SuE-Aufwertungsrunde 2022: Ist das Glas halb voll oder halb leer?

HLZ 9-10/2022: Soziale Arbeit

Die Aufwertungsrunde zum Sozial- und Erziehungsdienst ist am 19. Mai 2022 mit einer Einigung in den Tarifverhandlungen zu Ende gegangen. Dabei ging es nicht um die üblichen Erhöhungen der Tabellenentgelte, sondern um berufsgruppenspezifische Fragen der Eingruppierung. Der Abschluss ist sicher nicht der große Wurf, mit dem die Aufwertung der Berufe im Sozial- und Erziehungsdienst abgeschlossen wäre, und er stellt sicher nicht alle zufrieden.
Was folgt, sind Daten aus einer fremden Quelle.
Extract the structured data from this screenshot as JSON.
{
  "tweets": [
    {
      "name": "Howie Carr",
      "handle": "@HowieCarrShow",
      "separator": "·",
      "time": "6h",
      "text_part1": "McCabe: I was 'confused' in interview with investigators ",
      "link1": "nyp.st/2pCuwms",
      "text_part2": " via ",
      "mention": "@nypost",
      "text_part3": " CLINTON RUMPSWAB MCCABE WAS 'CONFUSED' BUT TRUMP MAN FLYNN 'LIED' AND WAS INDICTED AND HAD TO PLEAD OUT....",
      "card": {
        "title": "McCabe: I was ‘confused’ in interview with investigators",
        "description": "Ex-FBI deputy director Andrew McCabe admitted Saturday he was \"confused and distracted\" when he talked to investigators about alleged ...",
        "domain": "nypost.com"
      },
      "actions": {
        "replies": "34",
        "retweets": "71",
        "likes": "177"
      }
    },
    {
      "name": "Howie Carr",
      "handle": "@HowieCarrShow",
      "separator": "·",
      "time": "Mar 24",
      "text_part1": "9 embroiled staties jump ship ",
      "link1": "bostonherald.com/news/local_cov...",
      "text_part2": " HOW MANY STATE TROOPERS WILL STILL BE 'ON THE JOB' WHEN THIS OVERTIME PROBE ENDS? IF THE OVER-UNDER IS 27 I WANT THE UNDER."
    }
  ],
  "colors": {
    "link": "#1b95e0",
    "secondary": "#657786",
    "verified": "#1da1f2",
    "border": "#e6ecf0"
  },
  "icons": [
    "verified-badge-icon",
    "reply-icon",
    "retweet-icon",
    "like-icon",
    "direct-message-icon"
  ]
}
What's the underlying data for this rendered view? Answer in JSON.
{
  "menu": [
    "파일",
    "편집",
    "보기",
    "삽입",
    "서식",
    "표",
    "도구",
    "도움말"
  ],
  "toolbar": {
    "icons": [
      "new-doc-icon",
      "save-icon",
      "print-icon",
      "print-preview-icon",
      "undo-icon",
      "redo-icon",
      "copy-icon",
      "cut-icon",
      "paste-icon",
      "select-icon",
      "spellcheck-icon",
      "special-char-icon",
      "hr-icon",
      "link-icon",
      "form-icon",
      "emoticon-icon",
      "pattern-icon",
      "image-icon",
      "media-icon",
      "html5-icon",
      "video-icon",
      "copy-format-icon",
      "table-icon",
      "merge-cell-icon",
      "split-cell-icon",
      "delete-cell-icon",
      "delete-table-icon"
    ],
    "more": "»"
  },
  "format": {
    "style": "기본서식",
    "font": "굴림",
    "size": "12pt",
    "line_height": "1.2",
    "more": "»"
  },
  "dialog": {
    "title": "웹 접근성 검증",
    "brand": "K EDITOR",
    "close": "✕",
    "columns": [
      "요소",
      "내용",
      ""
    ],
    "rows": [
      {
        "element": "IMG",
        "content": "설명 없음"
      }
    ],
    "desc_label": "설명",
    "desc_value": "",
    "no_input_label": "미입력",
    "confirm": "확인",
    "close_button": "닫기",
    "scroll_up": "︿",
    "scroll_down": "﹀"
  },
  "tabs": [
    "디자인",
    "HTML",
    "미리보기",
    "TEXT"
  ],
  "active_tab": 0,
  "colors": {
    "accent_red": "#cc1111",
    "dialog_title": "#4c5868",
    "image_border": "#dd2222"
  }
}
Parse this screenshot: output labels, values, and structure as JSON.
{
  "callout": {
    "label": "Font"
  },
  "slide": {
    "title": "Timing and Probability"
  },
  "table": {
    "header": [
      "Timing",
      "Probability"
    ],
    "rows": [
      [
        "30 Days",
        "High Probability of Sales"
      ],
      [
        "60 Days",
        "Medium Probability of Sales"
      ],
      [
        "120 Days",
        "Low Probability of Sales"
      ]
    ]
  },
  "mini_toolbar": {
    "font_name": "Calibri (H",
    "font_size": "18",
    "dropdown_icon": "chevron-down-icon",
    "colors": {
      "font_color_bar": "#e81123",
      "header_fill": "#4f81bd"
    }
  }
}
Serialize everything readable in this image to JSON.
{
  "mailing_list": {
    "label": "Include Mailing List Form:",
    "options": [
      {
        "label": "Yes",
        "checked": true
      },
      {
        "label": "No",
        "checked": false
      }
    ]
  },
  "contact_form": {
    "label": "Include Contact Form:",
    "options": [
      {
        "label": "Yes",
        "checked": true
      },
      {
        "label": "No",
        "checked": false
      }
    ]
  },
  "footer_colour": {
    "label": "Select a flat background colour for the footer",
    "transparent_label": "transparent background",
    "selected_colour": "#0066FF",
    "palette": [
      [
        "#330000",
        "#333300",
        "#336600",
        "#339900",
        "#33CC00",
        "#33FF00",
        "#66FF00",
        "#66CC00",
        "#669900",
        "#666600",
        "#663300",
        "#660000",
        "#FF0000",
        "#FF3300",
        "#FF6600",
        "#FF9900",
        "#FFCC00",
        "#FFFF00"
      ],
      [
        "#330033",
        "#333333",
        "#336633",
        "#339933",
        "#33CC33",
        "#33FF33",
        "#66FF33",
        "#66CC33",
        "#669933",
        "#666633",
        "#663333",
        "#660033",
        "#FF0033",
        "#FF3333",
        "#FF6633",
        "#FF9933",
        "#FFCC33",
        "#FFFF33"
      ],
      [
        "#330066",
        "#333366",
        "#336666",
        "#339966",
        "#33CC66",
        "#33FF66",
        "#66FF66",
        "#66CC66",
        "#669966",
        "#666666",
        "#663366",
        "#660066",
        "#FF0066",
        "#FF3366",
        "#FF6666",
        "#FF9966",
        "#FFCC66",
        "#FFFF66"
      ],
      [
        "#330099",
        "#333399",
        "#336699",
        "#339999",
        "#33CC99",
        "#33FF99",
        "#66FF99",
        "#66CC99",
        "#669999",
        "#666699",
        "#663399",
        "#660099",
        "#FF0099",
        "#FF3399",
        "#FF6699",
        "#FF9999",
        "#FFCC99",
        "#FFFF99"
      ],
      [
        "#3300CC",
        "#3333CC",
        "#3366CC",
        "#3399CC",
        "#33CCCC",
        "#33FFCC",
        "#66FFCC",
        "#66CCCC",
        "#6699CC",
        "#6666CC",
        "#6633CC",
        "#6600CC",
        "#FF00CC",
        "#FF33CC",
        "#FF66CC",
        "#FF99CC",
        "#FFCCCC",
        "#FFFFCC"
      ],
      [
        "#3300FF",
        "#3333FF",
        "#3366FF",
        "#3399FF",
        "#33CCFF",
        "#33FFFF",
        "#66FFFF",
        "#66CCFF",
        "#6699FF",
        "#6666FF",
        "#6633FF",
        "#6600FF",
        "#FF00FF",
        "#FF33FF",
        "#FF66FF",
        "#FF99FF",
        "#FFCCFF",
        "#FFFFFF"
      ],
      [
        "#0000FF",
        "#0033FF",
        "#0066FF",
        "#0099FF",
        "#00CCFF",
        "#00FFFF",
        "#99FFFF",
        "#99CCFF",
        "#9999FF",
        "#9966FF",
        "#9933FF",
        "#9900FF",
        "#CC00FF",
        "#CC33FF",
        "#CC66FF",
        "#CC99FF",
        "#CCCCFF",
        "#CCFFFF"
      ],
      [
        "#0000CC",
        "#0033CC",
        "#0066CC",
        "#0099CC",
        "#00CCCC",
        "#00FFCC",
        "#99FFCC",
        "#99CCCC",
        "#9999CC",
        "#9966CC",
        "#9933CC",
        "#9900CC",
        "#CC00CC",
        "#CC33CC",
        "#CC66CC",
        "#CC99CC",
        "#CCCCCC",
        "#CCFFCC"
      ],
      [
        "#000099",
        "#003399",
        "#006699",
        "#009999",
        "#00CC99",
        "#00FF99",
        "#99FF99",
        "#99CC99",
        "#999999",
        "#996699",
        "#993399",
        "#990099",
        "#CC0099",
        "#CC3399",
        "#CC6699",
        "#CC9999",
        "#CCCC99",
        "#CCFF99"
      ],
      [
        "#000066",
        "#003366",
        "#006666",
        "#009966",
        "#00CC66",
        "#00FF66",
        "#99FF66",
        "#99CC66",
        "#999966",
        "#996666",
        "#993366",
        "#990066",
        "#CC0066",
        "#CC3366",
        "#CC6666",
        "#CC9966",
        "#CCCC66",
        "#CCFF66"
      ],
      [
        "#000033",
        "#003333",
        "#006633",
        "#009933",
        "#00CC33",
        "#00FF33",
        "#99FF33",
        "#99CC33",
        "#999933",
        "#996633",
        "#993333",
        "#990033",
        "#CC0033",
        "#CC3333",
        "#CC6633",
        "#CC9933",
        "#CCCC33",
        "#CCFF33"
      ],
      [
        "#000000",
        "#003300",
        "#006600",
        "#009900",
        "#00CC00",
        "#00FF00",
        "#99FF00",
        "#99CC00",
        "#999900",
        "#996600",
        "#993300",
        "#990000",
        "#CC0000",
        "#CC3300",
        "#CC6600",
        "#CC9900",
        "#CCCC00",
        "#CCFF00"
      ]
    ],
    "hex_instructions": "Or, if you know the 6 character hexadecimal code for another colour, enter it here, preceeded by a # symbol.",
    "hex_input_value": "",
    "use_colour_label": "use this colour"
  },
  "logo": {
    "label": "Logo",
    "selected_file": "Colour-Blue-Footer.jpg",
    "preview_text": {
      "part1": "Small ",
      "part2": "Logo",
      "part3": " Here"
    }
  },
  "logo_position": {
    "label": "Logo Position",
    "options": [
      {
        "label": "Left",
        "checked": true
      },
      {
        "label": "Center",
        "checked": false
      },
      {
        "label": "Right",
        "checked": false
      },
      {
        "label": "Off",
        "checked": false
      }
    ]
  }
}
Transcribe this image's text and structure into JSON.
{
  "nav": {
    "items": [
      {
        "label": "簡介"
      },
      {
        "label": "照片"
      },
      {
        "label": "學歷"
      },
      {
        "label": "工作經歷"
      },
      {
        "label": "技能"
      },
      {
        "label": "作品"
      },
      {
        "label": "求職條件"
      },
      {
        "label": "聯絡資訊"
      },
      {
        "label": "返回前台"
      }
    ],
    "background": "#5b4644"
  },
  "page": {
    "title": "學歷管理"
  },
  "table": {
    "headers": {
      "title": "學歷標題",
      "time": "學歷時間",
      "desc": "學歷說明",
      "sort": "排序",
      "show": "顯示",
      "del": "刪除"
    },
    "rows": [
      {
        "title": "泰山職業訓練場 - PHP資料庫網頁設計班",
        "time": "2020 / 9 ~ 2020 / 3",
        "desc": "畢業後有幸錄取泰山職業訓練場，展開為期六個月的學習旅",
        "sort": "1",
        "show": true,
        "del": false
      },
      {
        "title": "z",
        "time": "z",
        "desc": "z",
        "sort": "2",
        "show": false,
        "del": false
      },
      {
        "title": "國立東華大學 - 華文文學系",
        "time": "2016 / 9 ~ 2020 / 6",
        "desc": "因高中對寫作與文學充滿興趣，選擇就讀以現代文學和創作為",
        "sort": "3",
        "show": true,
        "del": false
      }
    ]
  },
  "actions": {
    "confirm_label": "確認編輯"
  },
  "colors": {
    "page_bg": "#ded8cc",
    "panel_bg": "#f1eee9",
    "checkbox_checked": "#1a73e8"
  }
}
Trotzdem verbessert der Abschluss die Arbeitsbedingungen der Kolleg:innen, die tarifgebunden im Sozial- und Erziehungsdienst beschäftigt sind, in spürbarer Weise. Er hat auch Auswirkungen auf die Beschäftigten, die in diesem Bereich ohne Tarifbindung arbeiten, da er den Bezugsrahmen verschiebt und auch die Arbeitgeber freier Träger zu Anpassungen zwingt (HLZ S.10).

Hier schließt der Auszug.